Beiträge von Nachwuchswissenschaftler:innen sind ausdrücklich erwünscht.
Mögliche Themen umfassen unter anderem:
- relationale Theorien zu Grenzen und Grenzziehungsprozessen
- grenzüberschreitende Beziehungen und transnationale Verflechtungen
- Zeitlichkeiten, Räumlichkeiten und Chronotope von Grenzen
- Sprache, Übersetzung und mehrsprachige Grenzpraktiken
- postkoloniale und dekoloniale Perspektiven auf Grenzen
- Vertreibung, Migration, Diaspora und verkörperte Grenzerfahrungen
- ästhetische, narrative und künstlerische Auseinandersetzungen mit Grenzen
Indem Relationen im weiteren Sinne in den Mittelpunkt gestellt werden, zielt das UniGR-CBS-Seminar darauf ab, den interdisziplinären Austausch zu fördern und Grenzen als dynamische relationale Formationen neu zu denken – nicht als statische oder in sich geschlossene Einheiten.
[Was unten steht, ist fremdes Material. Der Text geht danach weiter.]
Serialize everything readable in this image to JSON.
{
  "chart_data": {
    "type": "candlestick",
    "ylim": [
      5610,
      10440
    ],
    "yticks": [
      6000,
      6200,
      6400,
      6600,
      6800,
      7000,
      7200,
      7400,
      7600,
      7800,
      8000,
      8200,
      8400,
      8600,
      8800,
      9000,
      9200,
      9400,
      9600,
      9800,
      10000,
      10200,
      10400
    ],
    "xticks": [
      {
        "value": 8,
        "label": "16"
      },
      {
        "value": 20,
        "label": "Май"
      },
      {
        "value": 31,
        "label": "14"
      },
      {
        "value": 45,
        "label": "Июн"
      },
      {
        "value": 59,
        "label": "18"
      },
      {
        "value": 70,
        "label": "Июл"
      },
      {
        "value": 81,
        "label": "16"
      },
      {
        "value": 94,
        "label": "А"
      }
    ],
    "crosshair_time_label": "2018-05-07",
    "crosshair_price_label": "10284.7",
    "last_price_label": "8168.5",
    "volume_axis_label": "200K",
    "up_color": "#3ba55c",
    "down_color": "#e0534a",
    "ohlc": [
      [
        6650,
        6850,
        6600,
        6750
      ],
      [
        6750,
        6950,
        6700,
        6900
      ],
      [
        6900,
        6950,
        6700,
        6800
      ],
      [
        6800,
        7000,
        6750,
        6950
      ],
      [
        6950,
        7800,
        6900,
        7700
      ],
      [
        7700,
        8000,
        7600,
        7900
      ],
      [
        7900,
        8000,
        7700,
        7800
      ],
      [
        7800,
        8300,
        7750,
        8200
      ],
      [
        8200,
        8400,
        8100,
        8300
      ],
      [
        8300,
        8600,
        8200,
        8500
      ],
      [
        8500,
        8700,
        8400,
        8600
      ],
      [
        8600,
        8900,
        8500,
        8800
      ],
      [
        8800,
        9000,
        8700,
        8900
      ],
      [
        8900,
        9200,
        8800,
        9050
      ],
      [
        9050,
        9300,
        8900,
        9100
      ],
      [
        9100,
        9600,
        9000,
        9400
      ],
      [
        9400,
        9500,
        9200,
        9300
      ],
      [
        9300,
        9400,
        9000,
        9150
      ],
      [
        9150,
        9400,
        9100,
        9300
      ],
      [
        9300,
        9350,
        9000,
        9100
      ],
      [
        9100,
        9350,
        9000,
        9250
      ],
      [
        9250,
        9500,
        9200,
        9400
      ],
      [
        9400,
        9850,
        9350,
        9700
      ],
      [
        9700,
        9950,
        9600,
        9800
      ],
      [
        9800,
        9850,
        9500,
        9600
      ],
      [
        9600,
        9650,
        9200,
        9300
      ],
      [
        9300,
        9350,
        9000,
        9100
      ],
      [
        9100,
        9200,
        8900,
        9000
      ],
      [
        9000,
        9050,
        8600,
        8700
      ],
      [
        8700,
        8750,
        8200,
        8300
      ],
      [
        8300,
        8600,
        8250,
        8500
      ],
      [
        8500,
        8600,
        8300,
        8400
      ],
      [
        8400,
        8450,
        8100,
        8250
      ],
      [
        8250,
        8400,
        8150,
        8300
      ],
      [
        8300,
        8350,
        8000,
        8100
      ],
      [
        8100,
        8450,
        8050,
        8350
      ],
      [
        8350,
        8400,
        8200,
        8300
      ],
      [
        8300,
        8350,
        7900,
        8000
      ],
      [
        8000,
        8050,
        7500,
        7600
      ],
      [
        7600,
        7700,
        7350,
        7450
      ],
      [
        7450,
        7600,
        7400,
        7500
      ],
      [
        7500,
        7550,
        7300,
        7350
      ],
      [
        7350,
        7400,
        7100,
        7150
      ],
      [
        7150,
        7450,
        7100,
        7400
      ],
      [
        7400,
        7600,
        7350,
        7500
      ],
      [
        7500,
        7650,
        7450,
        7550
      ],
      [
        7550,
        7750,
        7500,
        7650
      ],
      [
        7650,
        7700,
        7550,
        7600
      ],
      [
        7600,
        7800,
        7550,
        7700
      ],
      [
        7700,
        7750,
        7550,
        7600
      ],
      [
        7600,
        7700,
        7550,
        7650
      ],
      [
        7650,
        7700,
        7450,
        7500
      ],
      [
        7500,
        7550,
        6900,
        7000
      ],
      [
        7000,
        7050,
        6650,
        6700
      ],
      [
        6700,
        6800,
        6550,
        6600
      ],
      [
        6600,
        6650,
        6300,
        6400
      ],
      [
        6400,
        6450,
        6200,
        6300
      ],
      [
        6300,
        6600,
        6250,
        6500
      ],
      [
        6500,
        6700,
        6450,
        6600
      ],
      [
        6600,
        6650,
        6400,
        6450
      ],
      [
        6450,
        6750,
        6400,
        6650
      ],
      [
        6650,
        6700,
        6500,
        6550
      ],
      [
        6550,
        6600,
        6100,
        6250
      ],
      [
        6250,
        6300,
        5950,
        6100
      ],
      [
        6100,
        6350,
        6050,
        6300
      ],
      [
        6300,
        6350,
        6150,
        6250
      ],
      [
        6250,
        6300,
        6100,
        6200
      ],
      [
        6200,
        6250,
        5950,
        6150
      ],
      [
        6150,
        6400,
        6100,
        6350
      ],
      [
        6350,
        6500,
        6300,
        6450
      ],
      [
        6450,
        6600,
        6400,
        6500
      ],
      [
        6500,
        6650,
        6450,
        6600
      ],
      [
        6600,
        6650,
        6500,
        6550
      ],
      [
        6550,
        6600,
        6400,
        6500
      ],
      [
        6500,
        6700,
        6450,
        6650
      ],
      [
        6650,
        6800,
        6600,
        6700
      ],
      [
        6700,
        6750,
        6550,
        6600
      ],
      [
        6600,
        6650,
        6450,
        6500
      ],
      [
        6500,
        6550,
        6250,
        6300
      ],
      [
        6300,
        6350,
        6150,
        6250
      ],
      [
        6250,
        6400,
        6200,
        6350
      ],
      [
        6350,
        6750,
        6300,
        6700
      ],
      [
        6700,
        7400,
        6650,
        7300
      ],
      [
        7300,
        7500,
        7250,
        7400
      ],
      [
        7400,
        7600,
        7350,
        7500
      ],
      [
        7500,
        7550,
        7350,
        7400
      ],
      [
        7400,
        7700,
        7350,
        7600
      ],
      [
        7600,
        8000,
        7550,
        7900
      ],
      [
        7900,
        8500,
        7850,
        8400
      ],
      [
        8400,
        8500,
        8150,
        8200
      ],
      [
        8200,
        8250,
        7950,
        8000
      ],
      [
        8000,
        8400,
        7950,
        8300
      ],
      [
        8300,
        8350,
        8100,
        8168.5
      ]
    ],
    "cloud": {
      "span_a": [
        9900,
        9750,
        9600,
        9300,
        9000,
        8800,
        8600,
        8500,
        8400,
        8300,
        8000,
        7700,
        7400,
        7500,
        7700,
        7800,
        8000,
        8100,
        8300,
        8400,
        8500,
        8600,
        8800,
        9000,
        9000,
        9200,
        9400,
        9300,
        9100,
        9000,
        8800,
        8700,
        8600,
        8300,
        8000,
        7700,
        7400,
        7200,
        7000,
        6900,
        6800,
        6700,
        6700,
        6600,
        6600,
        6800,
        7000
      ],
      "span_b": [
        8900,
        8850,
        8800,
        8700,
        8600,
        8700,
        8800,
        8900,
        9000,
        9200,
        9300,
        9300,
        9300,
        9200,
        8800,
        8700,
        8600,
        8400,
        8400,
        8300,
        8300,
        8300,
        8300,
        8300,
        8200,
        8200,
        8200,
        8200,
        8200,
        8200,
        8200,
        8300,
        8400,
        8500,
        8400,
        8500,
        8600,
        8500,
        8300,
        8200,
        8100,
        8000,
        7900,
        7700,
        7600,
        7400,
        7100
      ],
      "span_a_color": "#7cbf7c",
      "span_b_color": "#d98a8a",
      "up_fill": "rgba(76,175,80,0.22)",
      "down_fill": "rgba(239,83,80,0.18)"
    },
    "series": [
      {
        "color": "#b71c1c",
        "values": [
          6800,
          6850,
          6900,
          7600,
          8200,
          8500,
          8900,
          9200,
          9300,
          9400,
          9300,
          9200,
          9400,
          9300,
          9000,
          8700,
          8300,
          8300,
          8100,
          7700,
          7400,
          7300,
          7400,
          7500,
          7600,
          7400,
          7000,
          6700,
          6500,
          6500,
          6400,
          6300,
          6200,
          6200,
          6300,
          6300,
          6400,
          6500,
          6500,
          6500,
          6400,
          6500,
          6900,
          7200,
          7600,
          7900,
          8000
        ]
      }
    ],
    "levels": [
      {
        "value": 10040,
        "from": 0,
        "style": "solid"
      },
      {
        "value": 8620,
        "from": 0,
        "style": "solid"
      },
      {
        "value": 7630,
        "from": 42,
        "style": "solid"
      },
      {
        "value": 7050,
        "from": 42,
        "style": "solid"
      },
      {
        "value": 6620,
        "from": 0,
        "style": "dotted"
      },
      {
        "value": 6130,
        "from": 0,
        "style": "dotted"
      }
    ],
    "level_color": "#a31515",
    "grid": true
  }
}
Abstracts von ca. 250 Wörtern für Vorträge, Panels, Rundtischgespräche oder andere Formate können auf Englisch, Deutsch oder Französisch bis zum 22. Mai 2026 an borderstudies@uni-saarland.de eingereicht werden.
Call for Contributions hier runterladen (nur auf englisch verfügbar)
Das UniGR-CBS-Seminar Border Studies ist als gemeinsame Veranstaltung konzipiert, die verschiedene Forschungs- und Austauschformate zusammenführt. Es vereint:
- das UniGR-CBS-Seminar Border Studies; einen zweitägigen Forschungsworkshop zu einem spezifischen grenzenbezogenen Thema
- einen Workshop im Rahmen des Eastern-Partnership-Projekts „Border Chronotopes“
- das UdS American Studies Graduate Forum; eine themenoffene Plattform für Nachwuchswissenschaftler:innen, Masterstudierende und Doktorand:innen der Amerikanistik, gemeinsam organisiert mit dem Deutsch-Amerikanischen Institut (DAI).